It's hot now. Freakin' hot. I remember the days of Spoleto, over 100 degrees Fahrenheit and humid in Charleston, working at the prop shop, ending the days with a dip in the Atlantic. Or not. Sometimes, merely ending the days with a cold shower and an air-conditioned room. But those days always ended with a refreshing coldness of some kind.
Here in Botswana, the heat is killer. The hot breeze blasts like a hair dryer, the sun beats down relentlessly. There are too few trees to provide shade, and the houses retain heat and bake their contents like dough. In the US, one can escape the heat: ice cream, iced tea, air-conditioned cars, air-conditioned stores, air-conditioned homes. Here, some stores have a/c, but the most accessible respite is the shade. No one (except the expats and the very rich) can escape the heat.
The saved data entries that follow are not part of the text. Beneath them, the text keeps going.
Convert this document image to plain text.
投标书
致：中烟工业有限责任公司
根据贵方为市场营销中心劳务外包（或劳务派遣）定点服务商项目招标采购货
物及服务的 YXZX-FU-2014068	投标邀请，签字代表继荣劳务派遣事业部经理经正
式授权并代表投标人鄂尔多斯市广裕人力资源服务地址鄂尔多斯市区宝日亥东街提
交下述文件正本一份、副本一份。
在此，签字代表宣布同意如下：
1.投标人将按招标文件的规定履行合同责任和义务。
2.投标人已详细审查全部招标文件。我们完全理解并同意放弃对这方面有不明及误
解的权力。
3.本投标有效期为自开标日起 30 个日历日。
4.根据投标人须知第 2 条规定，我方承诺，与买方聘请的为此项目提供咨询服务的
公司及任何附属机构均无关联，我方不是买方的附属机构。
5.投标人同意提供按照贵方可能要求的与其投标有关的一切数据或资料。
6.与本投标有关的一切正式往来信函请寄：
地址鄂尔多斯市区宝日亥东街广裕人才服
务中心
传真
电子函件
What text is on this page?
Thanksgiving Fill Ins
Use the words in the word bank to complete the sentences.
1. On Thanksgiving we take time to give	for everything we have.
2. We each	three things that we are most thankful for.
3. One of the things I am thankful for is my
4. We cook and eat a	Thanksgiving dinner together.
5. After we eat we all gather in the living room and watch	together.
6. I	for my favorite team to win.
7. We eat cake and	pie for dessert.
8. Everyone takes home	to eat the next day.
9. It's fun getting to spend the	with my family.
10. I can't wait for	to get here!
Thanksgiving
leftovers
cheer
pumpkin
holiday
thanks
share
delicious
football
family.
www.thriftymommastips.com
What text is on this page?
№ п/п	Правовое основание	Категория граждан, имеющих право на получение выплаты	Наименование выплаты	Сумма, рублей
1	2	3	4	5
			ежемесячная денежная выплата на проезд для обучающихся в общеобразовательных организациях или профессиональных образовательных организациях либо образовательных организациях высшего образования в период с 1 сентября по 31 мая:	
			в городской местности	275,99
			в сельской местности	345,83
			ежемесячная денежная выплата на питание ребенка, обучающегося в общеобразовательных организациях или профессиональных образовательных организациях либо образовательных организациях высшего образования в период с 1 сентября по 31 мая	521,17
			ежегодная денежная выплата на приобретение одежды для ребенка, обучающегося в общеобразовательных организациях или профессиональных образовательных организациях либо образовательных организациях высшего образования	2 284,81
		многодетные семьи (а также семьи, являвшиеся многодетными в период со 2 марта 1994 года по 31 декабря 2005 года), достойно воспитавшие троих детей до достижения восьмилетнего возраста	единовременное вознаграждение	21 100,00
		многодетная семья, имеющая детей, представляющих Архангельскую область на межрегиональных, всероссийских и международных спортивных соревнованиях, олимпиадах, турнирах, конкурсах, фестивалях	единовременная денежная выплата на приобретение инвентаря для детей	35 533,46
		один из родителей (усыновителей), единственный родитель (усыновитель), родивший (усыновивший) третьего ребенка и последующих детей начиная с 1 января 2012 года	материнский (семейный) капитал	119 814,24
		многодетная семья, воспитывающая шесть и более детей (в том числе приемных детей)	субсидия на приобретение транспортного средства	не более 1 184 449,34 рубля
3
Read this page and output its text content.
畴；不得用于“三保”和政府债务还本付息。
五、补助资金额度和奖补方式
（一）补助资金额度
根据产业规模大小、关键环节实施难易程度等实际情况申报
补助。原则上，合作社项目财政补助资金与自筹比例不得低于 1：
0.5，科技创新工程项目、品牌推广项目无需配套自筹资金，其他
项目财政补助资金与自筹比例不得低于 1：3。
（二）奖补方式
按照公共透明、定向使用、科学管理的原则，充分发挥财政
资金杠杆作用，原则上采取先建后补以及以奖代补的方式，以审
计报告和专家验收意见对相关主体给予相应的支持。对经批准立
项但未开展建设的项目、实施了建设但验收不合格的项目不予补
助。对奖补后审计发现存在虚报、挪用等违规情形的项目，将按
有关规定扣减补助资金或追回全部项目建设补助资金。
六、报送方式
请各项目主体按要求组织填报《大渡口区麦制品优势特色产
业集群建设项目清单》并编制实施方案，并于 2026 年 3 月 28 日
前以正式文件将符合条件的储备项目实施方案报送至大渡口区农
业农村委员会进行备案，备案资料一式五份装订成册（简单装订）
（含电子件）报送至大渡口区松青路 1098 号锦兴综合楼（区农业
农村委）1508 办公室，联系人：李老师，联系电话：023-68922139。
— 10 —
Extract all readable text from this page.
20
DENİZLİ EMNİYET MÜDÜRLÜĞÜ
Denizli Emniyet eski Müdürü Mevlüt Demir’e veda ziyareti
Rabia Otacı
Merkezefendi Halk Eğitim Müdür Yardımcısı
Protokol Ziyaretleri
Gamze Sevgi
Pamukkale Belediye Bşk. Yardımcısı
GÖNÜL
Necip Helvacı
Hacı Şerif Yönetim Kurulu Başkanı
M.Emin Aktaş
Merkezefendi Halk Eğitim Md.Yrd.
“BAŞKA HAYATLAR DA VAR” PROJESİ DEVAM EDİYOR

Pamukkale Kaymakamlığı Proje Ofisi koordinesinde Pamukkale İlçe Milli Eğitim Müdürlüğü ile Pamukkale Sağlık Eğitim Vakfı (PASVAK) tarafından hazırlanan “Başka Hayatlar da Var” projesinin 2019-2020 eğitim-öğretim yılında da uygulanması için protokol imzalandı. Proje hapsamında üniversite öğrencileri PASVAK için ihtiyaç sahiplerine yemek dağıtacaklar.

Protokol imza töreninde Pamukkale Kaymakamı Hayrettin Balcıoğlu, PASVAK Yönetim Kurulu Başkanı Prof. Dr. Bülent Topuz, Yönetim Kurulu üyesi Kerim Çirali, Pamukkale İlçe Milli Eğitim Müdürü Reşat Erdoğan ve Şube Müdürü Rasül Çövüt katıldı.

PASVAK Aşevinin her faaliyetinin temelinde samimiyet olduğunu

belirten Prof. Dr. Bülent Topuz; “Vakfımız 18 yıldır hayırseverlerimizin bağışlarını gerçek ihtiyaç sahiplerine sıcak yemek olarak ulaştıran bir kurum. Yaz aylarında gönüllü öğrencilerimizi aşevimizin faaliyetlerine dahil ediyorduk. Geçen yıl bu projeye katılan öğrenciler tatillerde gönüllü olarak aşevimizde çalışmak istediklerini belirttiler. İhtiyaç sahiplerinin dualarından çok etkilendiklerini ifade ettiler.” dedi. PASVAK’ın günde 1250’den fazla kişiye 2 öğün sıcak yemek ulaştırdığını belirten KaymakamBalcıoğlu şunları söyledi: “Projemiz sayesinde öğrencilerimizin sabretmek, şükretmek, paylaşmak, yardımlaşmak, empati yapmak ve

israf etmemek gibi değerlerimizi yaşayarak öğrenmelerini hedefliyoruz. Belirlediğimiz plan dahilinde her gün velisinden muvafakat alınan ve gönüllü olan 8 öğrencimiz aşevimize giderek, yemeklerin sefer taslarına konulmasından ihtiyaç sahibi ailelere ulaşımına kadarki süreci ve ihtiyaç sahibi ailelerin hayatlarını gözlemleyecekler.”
Last week, I was working outside, and became very very ill from the heat. I have never before vomited just because my body could not handle heat, until now. Ke mosadimogolo. I was ill enough to not only leave work early, but to ask for a ride home. (This was upsetting because I was ACTUALLY working for the first time in 18 months, building Ditshego's house.) I absolutely could not walk the 20 minutes to my heat-infused sweat-box. Once home, I remained ill another 28 hours. After my 8th regurgitation of all the water and oral rehydration salts I'd attempted to ingest, I decided that if there was a 9th regurgitation, I'd head to the hospital 5 minutes away and ask for a saline iv. Luckily, there was no 9th incident that day. I slept with 5 frozen water bottles, which all melted long before dawn, despite my fan churning away on its highest setting. Well, after the power came back on. 2 cold baths helped only a little, even when adding ice. Until the water went out. To shake off the heat the next day I went to Selibe-Phikwe as usual, for my weekly yoga class, which I was actually still too ill to teach. Instead of staying with my usual PCV friends, I crashed with an American expat, who lives a high-class lifestyle. (Not really; it's actually pretty standard, for an expat; but classy to a poor PCV like me.) His swimming pool and a/c saved me. I honestly do not believe I would have recovered so quickly had it not been for those luxuries and that kindness.
I will never, ever complain about winter again.